まずレグルス家に入っての最初の洗礼は、無駄に重たい扉である。『HUNTER×HUNTER』のゾルディック家の門扉ほどではないにせよ、か弱い乙女が押し開けるには重すぎる扉が待ち構えていた。
中に入ればマッチョがいっぱい。袖がビリビリに破れて消し飛んだノースリーブからは太い腕が見える。同級生のレオはライオン・ジョウワンニトウキンに乗って登場。臨時メイドとしてやってきた彼女を見て、筋肉のなさを心配される。
メイドの仕事はかなりハード。まずはレオのトレーニングに付き添って、一緒にトレーニングをみっちり。部屋の掃除には10キロのハタキを使うことで、掃除をしながら筋肉を鍛えるという賢い(?)家事をこなす。庭にいる象やライオンへの餌やり。
メイドという仕事は命を賭ける必要があったんだな……知らなかった。
そうして迎える社交界当日。どうやらこの日はレオにとっては社交界デビューという特別な日であるらしく、そこでレグルス家の次期当主として紹介されるようだ。レグルス家の現当主も、ほぼターザンみたいな格好で歩き回っているような人だが、ここら一帯の領地を治める大貴族であり、その責務は大きい。
そんな大事な日、なんとレオは家から逃亡してしまう。
彼女は何を思っているのか? 彼女のためにスピカは何をして上げられるのか?
すごいシリアスっぽい展開なはずなのだが……何だろう。この当主にレオ、スピカがいればどうとでもなる気がする。だって筋肉は全てを解決するらしいし。
メタ的な言い方をすればレオの深掘り回だったと思われる前半部、後半部は牡牛座・イオと、双子座・カストルの二人とスピカで奉仕作業に従事する回である。奉仕作業に従事することになる事の発端は、イオが巨大化しておばあちゃんをキングコングの持ち方してしまったからだ。

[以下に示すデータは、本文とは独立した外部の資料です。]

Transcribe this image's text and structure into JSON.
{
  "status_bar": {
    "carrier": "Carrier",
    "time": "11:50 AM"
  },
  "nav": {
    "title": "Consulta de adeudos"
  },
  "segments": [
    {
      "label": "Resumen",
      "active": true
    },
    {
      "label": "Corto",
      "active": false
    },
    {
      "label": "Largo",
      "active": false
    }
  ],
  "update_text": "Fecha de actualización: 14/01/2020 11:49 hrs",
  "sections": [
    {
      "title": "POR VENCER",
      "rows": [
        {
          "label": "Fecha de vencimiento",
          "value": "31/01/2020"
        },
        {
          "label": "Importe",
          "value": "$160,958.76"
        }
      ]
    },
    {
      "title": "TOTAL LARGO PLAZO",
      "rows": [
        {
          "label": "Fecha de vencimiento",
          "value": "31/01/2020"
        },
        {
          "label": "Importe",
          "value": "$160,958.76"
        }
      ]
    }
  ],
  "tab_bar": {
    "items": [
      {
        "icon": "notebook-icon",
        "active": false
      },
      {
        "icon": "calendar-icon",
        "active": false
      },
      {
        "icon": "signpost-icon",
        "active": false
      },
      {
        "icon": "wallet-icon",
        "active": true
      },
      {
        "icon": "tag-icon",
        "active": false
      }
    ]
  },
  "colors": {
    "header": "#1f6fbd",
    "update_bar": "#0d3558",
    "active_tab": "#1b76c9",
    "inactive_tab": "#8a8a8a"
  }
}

意味が分からないかもしれないが、言葉のままを受け取って欲しい。
その奉仕作業での掃除の最中、壁を破壊して穴を空けてしまったイオは深く反省し、帰り道で困っていた後輩の悩みを解決するため、学園の怪談の一つである大鏡の中に迷い込んでしまったという子犬救出のために行動を開始する。

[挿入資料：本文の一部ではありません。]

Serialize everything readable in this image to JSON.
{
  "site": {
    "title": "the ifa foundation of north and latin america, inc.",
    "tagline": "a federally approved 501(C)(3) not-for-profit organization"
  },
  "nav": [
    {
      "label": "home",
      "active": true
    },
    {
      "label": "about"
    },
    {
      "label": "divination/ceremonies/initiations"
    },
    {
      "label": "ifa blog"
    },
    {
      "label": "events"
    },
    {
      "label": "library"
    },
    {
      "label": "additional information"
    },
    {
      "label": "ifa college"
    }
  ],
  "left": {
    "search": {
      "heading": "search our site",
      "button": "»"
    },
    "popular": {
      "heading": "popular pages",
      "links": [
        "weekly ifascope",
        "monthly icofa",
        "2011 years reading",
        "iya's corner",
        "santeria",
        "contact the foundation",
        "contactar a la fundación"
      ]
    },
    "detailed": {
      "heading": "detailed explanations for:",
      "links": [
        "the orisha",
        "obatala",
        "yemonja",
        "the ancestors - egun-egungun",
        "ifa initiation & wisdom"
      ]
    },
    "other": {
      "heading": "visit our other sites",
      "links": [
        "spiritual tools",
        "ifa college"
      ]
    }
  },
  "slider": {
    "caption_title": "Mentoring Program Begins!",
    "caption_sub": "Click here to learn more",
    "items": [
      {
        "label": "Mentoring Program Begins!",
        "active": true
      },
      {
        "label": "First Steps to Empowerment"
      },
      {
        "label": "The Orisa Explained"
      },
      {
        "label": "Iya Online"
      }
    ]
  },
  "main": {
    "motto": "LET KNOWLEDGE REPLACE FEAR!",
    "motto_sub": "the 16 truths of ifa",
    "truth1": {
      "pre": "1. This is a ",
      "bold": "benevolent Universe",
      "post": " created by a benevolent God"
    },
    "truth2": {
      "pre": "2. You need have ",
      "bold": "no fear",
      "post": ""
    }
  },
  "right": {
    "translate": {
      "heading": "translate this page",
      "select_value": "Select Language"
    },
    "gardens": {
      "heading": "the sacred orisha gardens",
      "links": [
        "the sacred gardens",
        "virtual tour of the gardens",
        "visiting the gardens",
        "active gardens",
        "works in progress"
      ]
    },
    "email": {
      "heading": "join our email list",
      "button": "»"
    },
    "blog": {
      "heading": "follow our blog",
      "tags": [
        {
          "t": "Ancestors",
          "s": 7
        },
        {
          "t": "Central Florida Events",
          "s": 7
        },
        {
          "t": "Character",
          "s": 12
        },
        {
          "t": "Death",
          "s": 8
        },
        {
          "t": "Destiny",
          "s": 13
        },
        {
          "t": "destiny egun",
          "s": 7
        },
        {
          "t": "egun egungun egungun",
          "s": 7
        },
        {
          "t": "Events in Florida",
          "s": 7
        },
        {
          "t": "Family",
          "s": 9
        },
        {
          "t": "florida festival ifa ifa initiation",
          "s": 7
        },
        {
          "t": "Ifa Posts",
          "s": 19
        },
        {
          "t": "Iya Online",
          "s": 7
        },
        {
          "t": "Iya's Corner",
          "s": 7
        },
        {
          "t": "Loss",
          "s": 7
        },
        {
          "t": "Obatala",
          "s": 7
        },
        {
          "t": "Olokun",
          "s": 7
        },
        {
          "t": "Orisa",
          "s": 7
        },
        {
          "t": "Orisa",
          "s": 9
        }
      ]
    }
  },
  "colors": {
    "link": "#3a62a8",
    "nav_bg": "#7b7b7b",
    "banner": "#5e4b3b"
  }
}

この鏡の中で幽霊に遭遇し色々あったなぁ……読み返してみるとスピカは有能すぎるから途中退場してしまったのかなとか、変なメタ読みをしてしまう。イオとカストルのコンビでこの事件をどう解決するのかドキドキしながら読み進めることになるとだけ言っておこう。
シリアスは消え去って、エッなシーンも増えた第六巻。しばしの平穏を楽しませていただこうと思う。そんな第六巻だった。